The retention and efficient management of patients' records should be a key responsibility. In this context the Ombudsman would expect that such records would be legible, intelligible, complete, specific, contemporaneous, signed and dated. Abbreviations should be universally understandable and not open to misinterpretation. They should be written with care (a slip of the pen can easily change the meaning of an abbreviation); that makes life easier for all hospital personnel using the records, for the hospital administration in dealing with any complaint and, ultimately, for the Ombudsman if she has reason to include such records in the examination of a complaint. In addition certain abbreviations are unacceptable (e.g. coded expressions of exasperation, invective or sarcasm).

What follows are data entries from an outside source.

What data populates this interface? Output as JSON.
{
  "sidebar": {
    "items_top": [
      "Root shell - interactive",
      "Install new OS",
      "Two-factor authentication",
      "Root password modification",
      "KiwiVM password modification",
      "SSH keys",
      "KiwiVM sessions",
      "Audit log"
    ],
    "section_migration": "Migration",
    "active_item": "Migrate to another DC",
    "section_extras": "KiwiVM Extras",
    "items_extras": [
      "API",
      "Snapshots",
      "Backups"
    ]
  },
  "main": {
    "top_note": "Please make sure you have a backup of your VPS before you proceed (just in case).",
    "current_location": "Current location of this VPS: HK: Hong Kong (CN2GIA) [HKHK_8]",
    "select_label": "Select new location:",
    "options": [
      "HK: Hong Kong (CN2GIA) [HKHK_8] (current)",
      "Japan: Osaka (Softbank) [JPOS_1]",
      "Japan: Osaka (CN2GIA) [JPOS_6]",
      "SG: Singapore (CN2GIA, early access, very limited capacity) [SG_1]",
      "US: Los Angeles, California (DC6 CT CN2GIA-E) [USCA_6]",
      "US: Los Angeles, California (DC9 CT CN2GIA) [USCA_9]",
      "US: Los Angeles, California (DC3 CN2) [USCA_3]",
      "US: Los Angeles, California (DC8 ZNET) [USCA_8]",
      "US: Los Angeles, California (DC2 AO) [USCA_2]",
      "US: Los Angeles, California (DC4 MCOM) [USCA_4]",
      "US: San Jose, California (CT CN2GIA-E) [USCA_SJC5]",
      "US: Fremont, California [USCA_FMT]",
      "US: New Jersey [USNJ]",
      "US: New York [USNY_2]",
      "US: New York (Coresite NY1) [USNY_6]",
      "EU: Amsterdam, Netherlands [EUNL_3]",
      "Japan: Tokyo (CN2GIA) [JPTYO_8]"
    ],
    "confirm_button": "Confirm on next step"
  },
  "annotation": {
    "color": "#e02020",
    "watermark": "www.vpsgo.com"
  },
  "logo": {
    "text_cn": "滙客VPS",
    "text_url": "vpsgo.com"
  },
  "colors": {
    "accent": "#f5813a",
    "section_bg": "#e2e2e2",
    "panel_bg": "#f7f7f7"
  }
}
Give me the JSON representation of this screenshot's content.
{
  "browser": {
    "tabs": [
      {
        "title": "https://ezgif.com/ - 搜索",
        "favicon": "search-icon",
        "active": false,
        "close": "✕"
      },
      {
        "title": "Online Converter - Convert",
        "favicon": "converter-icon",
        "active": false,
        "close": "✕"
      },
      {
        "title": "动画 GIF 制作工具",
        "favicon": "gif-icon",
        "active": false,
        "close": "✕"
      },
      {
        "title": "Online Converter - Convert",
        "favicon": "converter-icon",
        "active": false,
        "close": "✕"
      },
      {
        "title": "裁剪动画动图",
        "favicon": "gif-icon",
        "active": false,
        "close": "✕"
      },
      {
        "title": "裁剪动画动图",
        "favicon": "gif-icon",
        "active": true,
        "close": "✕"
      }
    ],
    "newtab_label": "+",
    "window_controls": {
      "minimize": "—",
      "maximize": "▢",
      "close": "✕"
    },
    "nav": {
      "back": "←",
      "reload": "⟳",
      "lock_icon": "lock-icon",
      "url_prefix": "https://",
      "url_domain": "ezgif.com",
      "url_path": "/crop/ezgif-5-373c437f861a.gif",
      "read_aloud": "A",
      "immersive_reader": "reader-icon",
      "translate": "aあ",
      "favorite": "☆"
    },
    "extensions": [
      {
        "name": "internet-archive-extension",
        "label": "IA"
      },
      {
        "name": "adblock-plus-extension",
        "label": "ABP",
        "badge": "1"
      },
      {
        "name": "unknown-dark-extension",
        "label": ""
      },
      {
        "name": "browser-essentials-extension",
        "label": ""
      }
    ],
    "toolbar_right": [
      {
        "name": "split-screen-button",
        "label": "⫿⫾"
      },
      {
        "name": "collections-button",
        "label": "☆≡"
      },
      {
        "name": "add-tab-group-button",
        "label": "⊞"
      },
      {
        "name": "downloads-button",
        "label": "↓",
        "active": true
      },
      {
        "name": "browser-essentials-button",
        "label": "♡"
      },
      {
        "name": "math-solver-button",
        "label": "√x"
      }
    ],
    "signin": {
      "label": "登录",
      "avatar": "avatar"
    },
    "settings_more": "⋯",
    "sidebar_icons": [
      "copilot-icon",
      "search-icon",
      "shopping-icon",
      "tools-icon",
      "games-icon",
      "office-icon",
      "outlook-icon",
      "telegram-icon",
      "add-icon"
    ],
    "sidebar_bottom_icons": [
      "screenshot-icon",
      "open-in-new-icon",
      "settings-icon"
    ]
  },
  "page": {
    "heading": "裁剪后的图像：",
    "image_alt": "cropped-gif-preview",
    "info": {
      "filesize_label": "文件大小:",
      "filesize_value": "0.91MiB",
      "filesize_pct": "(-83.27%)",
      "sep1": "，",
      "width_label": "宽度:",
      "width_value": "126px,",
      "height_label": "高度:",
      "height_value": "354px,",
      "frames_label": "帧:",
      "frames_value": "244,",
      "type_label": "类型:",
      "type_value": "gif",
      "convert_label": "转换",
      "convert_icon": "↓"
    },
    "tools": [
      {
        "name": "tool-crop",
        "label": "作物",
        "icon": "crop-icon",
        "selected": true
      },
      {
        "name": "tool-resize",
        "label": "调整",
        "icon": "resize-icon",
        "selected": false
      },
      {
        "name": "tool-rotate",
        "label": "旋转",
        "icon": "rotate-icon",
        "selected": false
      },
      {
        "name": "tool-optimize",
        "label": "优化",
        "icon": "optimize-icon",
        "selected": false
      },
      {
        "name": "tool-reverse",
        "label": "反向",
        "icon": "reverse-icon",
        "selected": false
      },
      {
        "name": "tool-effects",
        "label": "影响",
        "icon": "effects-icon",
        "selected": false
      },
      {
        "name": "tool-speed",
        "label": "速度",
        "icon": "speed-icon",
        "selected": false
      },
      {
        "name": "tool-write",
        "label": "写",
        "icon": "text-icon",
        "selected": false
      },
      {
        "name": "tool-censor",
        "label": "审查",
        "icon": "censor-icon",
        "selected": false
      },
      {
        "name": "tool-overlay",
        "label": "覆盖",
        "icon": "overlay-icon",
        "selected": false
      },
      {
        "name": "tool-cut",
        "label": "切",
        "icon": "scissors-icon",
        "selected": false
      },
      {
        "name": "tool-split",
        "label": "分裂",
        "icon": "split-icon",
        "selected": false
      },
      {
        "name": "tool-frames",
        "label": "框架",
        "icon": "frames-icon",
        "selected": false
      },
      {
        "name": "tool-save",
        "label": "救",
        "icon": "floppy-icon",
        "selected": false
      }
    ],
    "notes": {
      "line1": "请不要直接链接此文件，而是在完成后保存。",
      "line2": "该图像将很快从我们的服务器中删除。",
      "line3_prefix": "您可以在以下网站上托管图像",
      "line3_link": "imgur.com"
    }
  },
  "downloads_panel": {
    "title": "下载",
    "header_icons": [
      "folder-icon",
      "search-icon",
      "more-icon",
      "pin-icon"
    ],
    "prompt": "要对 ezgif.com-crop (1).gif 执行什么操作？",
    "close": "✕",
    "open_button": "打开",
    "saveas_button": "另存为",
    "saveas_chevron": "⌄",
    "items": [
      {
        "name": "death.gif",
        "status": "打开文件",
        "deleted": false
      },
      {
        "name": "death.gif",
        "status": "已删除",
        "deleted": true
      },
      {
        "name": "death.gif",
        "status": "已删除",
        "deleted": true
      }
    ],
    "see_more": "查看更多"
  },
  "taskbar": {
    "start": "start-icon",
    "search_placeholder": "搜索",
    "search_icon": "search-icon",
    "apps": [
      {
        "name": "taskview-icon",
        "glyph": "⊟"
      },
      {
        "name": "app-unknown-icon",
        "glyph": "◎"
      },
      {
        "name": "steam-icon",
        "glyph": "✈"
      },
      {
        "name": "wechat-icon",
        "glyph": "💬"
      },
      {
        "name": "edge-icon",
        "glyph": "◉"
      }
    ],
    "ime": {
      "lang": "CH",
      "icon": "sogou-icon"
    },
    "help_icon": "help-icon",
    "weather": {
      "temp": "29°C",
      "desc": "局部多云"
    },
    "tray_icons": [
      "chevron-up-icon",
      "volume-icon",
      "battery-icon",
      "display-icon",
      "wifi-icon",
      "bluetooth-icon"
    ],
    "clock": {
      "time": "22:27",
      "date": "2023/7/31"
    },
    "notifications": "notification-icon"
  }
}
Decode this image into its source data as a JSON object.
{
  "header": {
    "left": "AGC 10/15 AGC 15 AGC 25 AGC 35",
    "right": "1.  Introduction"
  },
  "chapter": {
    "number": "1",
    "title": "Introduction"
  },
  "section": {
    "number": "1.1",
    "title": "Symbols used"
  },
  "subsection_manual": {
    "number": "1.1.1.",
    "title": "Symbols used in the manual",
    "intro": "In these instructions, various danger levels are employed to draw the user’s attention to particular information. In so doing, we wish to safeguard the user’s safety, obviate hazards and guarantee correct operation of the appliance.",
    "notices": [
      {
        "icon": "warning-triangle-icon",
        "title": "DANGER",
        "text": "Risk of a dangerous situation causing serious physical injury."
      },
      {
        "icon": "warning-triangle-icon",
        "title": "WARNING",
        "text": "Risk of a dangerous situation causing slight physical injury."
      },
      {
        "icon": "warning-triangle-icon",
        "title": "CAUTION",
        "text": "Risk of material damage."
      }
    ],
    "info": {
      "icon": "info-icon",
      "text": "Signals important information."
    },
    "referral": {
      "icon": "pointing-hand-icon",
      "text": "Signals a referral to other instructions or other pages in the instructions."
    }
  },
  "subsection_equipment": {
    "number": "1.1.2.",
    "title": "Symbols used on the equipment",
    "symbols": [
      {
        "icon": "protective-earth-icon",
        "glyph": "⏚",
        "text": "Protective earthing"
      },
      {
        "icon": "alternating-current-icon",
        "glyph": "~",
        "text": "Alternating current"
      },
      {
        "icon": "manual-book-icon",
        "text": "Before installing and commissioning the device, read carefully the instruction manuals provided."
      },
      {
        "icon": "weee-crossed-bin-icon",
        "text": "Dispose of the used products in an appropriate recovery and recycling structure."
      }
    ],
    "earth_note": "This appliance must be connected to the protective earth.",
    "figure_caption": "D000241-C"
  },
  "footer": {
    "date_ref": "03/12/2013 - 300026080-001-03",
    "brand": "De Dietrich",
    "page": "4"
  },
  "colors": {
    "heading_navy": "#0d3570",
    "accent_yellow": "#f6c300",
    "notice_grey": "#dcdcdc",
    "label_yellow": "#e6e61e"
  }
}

Deficiencies in Medical Records
Deficiencies in those standards were given concrete reality in a particular case dealt with by the Ombudsman, in which the care and treatment afforded to a patient in the days prior to his unexpected death were under consideration. In that investigation the Ombudsman found a paucity of records covering critical treatment junctures, a stark failure to meet the standards of medical record keeping expected of medical staff following their contact with the patient and an absence of relevant entries on the nursing notes during a period of significant nursing intervention. The paucity of the records made it difficult to establish precisely what happened during the period in question. The absence of medical note entries following examinations raised the question as to how any doctor, who was subsequently called to examine the patient, could quickly apprise himself or herself of the patient's condition, in particular where a previous, but unrecorded, medical examination was significant in terms of diagnosis or treatment. The Ombudsman recommended that the hospital review its procedures to ensure (i) that entries on the nursing records created by nursing staff accurately reflect the contacts made with medical staff for the purposes of patient review and the reason that the contact was made; (ii) that all significant observations on a patient's condition that are made to members of the medical team by the nursing staff are recorded on the nursing notes. Furthermore, the Ombudsman recommended that the responsible health board take action to ensure that all the hospitals under its control meet the standards outlined in the recommendation. The Board accepted these recommendations in full by way of :
(i) The development of a programme of nurse education relating to best practice in the maintenance of nursing notes, followed by a chart review and audit of nursing documentation to determine the effect of the programme, and generally to monitor documentation.
(ii) The development of a new module in the induction programme for non consultant (Junior) doctors, concentrating on best practice for medical notes.